You can absolutely buy without a buyer's broker — most buyers do, in fact, since the seller's broker typically manages the process. What you should never skip is your own attorney and accountant. The seller's broker represents the seller; they are not your advisor, even when they are friendly and helpful. A dental transaction attorney reviewing your purchase agreement, non-compete, and employment terms protects you from provisions that are standard in the broker's template but not in your interest. If you're considering working with a buyer's representative — someone who specifically represents buyers in dental acquisitions — the question to ask is what access to unlisted deals they can provide and what they charge. Some work on flat fees; others charge a percentage of the purchase price.

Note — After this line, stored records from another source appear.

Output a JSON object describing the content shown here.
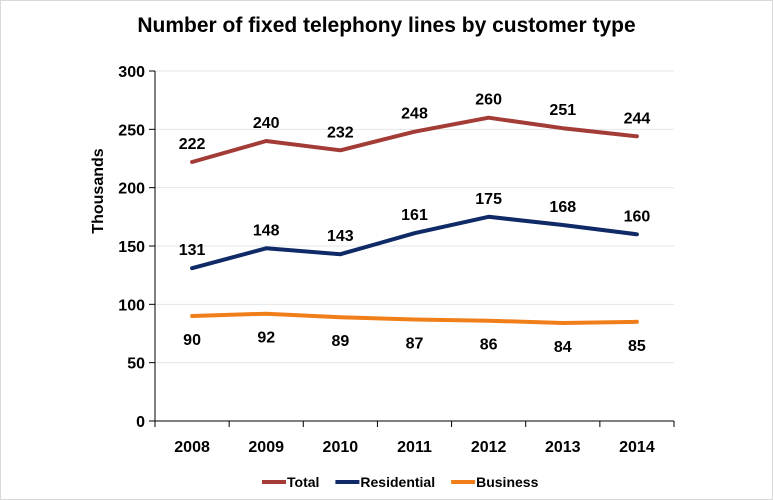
{
  "chart_data": {
    "type": "line",
    "title": "Number of fixed telephony lines by customer type",
    "xlabel": "",
    "ylabel": "Thousands",
    "categories": [
      "2008",
      "2009",
      "2010",
      "2011",
      "2012",
      "2013",
      "2014"
    ],
    "ylim": [
      0,
      300
    ],
    "yticks": [
      0,
      50,
      100,
      150,
      200,
      250,
      300
    ],
    "grid": true,
    "legend_position": "bottom",
    "series": [
      {
        "name": "Total",
        "color": "#a33b36",
        "values": [
          222,
          240,
          232,
          248,
          260,
          251,
          244
        ],
        "label_position": "above"
      },
      {
        "name": "Residential",
        "color": "#0f2a66",
        "values": [
          131,
          148,
          143,
          161,
          175,
          168,
          160
        ],
        "label_position": "above"
      },
      {
        "name": "Business",
        "color": "#f07f1a",
        "values": [
          90,
          92,
          89,
          87,
          86,
          84,
          85
        ],
        "label_position": "below"
      }
    ]
  }
}
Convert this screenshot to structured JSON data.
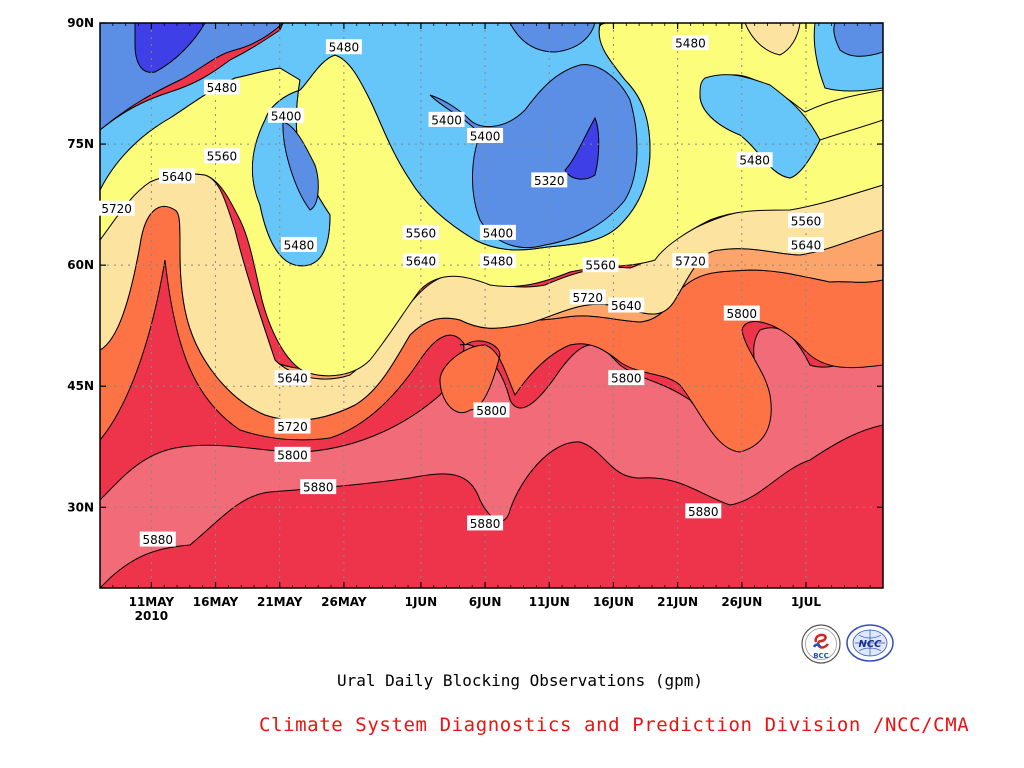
{
  "chart_data": {
    "type": "contour",
    "caption": "Ural Daily Blocking Observations (gpm)",
    "credit": "Climate System Diagnostics and Prediction Division /NCC/CMA",
    "x_ticks": [
      {
        "label": "11MAY",
        "sub": "2010",
        "day": 11
      },
      {
        "label": "16MAY",
        "day": 16
      },
      {
        "label": "21MAY",
        "day": 21
      },
      {
        "label": "26MAY",
        "day": 26
      },
      {
        "label": "1JUN",
        "day": 32
      },
      {
        "label": "6JUN",
        "day": 37
      },
      {
        "label": "11JUN",
        "day": 42
      },
      {
        "label": "16JUN",
        "day": 47
      },
      {
        "label": "21JUN",
        "day": 52
      },
      {
        "label": "26JUN",
        "day": 57
      },
      {
        "label": "1JUL",
        "day": 62
      }
    ],
    "y_ticks": [
      {
        "label": "30N",
        "lat": 30
      },
      {
        "label": "45N",
        "lat": 45
      },
      {
        "label": "60N",
        "lat": 60
      },
      {
        "label": "75N",
        "lat": 75
      },
      {
        "label": "90N",
        "lat": 90
      }
    ],
    "x_range_days": [
      7,
      68
    ],
    "y_range_lat": [
      20,
      90
    ],
    "grid": "dotted",
    "levels": [
      5320,
      5400,
      5480,
      5560,
      5640,
      5720,
      5800,
      5880
    ],
    "colors": {
      "below_5320": "#3f3fe8",
      "5320_5400": "#5b8fe6",
      "5400_5480": "#66c6fa",
      "5480_5560": "#fdfd7c",
      "5560_5640": "#fde3a0",
      "5640_5720": "#fda46a",
      "5720_5800": "#fd7345",
      "5800_5880": "#f26b78",
      "above_5880": "#ee344a"
    },
    "contour_labels": [
      {
        "text": "5880",
        "day": 11.5,
        "lat": 26
      },
      {
        "text": "5880",
        "day": 24,
        "lat": 32.5
      },
      {
        "text": "5880",
        "day": 37,
        "lat": 28
      },
      {
        "text": "5880",
        "day": 54,
        "lat": 29.5
      },
      {
        "text": "5800",
        "day": 22,
        "lat": 36.5
      },
      {
        "text": "5800",
        "day": 37.5,
        "lat": 42
      },
      {
        "text": "5800",
        "day": 48,
        "lat": 46
      },
      {
        "text": "5800",
        "day": 57,
        "lat": 54
      },
      {
        "text": "5720",
        "day": 8.3,
        "lat": 67
      },
      {
        "text": "5720",
        "day": 22,
        "lat": 40
      },
      {
        "text": "5720",
        "day": 45,
        "lat": 56
      },
      {
        "text": "5720",
        "day": 53,
        "lat": 60.5
      },
      {
        "text": "5640",
        "day": 13,
        "lat": 71
      },
      {
        "text": "5640",
        "day": 22,
        "lat": 46
      },
      {
        "text": "5640",
        "day": 32,
        "lat": 60.5
      },
      {
        "text": "5640",
        "day": 48,
        "lat": 55
      },
      {
        "text": "5640",
        "day": 62,
        "lat": 62.5
      },
      {
        "text": "5560",
        "day": 16.5,
        "lat": 73.5
      },
      {
        "text": "5560",
        "day": 32,
        "lat": 64
      },
      {
        "text": "5560",
        "day": 46,
        "lat": 60
      },
      {
        "text": "5560",
        "day": 62,
        "lat": 65.5
      },
      {
        "text": "5480",
        "day": 16.5,
        "lat": 82
      },
      {
        "text": "5480",
        "day": 26,
        "lat": 87
      },
      {
        "text": "5480",
        "day": 22.5,
        "lat": 62.5
      },
      {
        "text": "5480",
        "day": 38,
        "lat": 60.5
      },
      {
        "text": "5480",
        "day": 53,
        "lat": 87.5
      },
      {
        "text": "5480",
        "day": 58,
        "lat": 73
      },
      {
        "text": "5400",
        "day": 21.5,
        "lat": 78.5
      },
      {
        "text": "5400",
        "day": 34,
        "lat": 78
      },
      {
        "text": "5400",
        "day": 37,
        "lat": 76
      },
      {
        "text": "5400",
        "day": 38,
        "lat": 64
      },
      {
        "text": "5320",
        "day": 42,
        "lat": 70.5
      }
    ]
  },
  "logos": [
    {
      "name": "BCC",
      "text": "BCC"
    },
    {
      "name": "NCC",
      "text": "NCC"
    }
  ]
}
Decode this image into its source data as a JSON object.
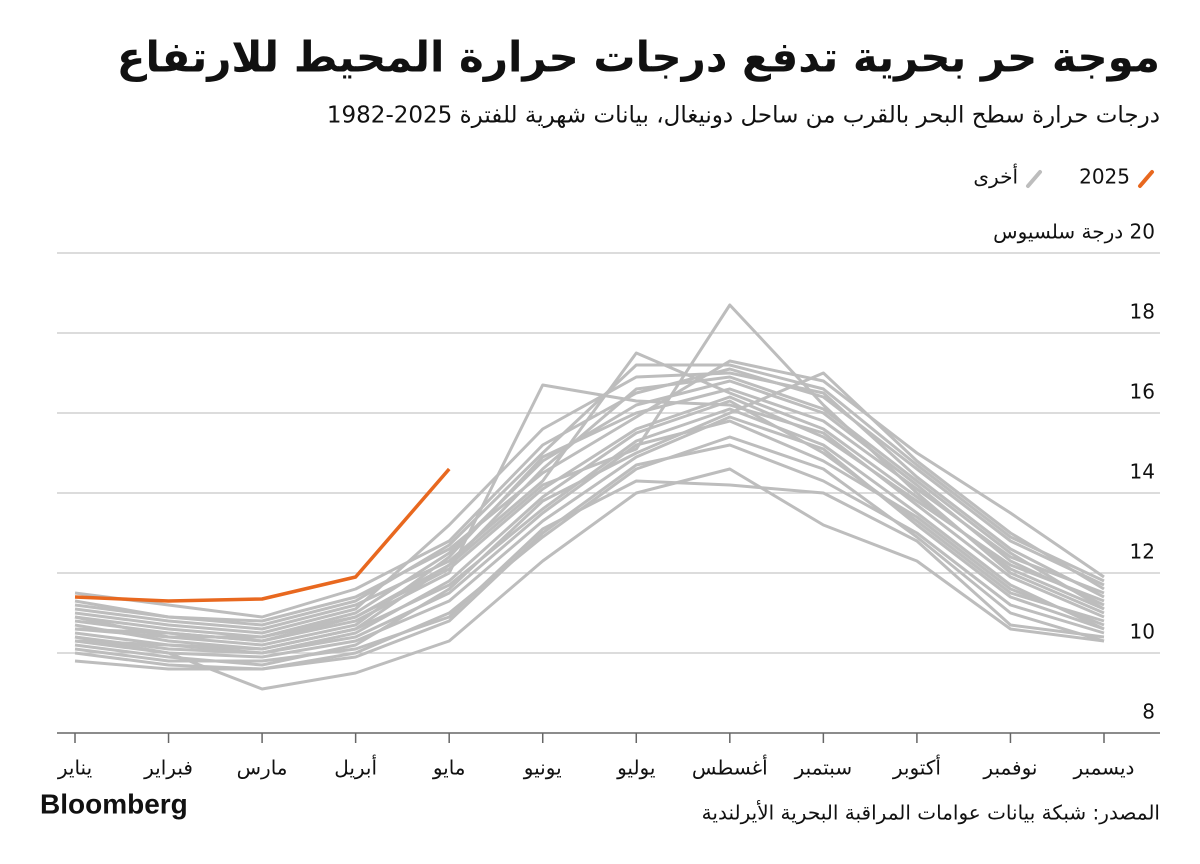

Final Thoughts: This Is One of the Best Investments in Dentistry — When You Do It Right
Owning a dental practice remains one of the most reliable paths to financial independence in any profession. A well-run practice generates substantial owner income, builds equity, and can ultimately be sold for a significant sum — often funding the majority of a dentist's retirement. The dentists who realize that outcome most consistently are the ones who approached their acquisition with patience, rigor, and the right team around them.
The buyers who struggle are usually the ones who moved too fast — fell in love with a practice before they understood the numbers, trusted representations without verifying them, underinvested in advisors, or treated the transition as something that would take care of itself. It doesn't. The transition is the work, and the work pays off when you put in the time to do it well.
The dental practice acquisition market in 2026 is active and well-financed. Motivated sellers at every stage of career and transition are looking for buyers who are serious, credible, and prepared. If that describes you, there is a practice worth owning available to you. The goal of this guide is to make sure you're ready when you find it.
Take the time to build your financial profile, engage your advisory team before you need them, and know what you're looking for before you start looking. When the right opportunity appears, you'll be in a position to move with confidence rather than scrambling to figure out whether it makes sense.